In assessing visual similarity, the Hearing Officer was guided by the ruling in Caesarstone Sdot-Yam Ltd v Ceramiche Caesar SpA  2 SLR 1129, which stated that marks should be regarded as visually similar where the similar elements of the competing marks are so dominant as to render the differing elements ineffective at dispelling the similarity between the two marks. In this case, the dominant elements that both marks shared were said to be the capital letters F and X as well as the fox’s head device in between the letters – all of which were of a similar size and positioning in both marks. These were taken to render the differences between the two marks – the additional smaller text within the Application Mark, for example – as ineffective, and so the Hearing Officer found the two marks to be visually similar.
The Hearing Officer’s finding of aural similarity between the marks rested on much the same logic. Given the dominant characteristics of the two marks being the letters F and X with the fox-head in between, it was adjudged that both marks would be read as ‘Fox’. The extra text on the Application Mark was considered too insignificant to form part of the consumer’s consideration of the aural representation of the mark.
Furthermore, the shared dominant elements of the two marks were also considered by the Hearing Officer to convey the same concept – that of a fox. Accordingly, the extra reference to ‘street wear’ within the Application Mark was found to be too insignificant to deviate from this concept.
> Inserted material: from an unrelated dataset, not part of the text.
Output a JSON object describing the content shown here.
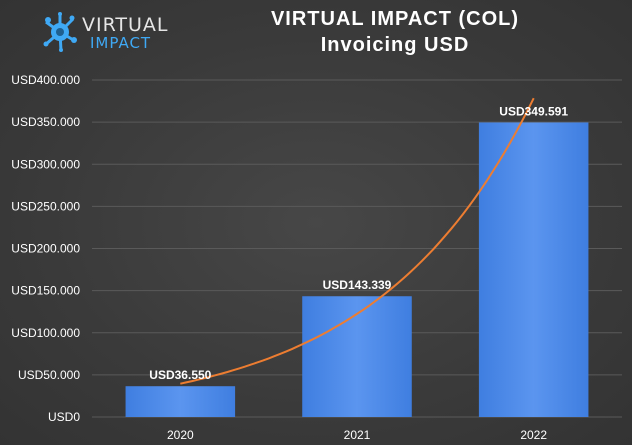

Both being registered in Class 25, in some cases with respect to identical garments, the goods and services associated with the Opponent’s mark and the Application mark were evidently similar. Therefore, the last matter for the hearing officer to determine before being obliged to refuse the mark’s to registration under Section 8 (2) (b) was the likelihood of confusion on the part of the public.
Taking into account the high degree of similarity in the dominant elements of the marks, as well as the identical goods and services for which they were registered, the Hearing Officer concluded that there was a likelihood of confusion. Even where direct confusion may not occur, the Hearing Officer opined, there was still a likelihood of indirect confusion, particularly in the clothing industry, where companies tend to brand individual products in a variety of different ways, with the use of common words within trade marks being the factor which shows common origin.
Therefore, just as in 2014, the Opponent was successful in opposing the mark’s registration on the ground set out in section 8 (2) (b). In contrast to the previous judgment, however, the Opponent was also successful in opposing the mark under an additional ground – that of Section 8 (7) (a), which states that a mark shall not be registered if its use in Singapore is liable to be prevented by the law of passing off.
In establishing that the tort of passing off had been committed by the Applicant, the Hearing Officer assessed the means by which the three classical elements of the tort were present: the Opponent’s goodwill, misrepresentation by the Applicant that would be likely to lead to the public believing that the Applicant’s goods are those of the Opponent, as well as damage to the Opponent as a result of such misrepresentation.
The Opponent’s goodwill in Singapore was proven by evidence of its sales to distributors there since 1997. The Hearing Officer found that use of the Application amounted to a misrepresentation to the public citing the same reasons for which he found that there would be a likelihood of confusion on behalf of the public if the mark were to be registered. Given that the two parties are in the same field of business activity, the Hearing Officer concluded that this misrepresentation would be likely to damage the Opponent, and thus the ground of opposition under Section 8 (7) (a) succeeded.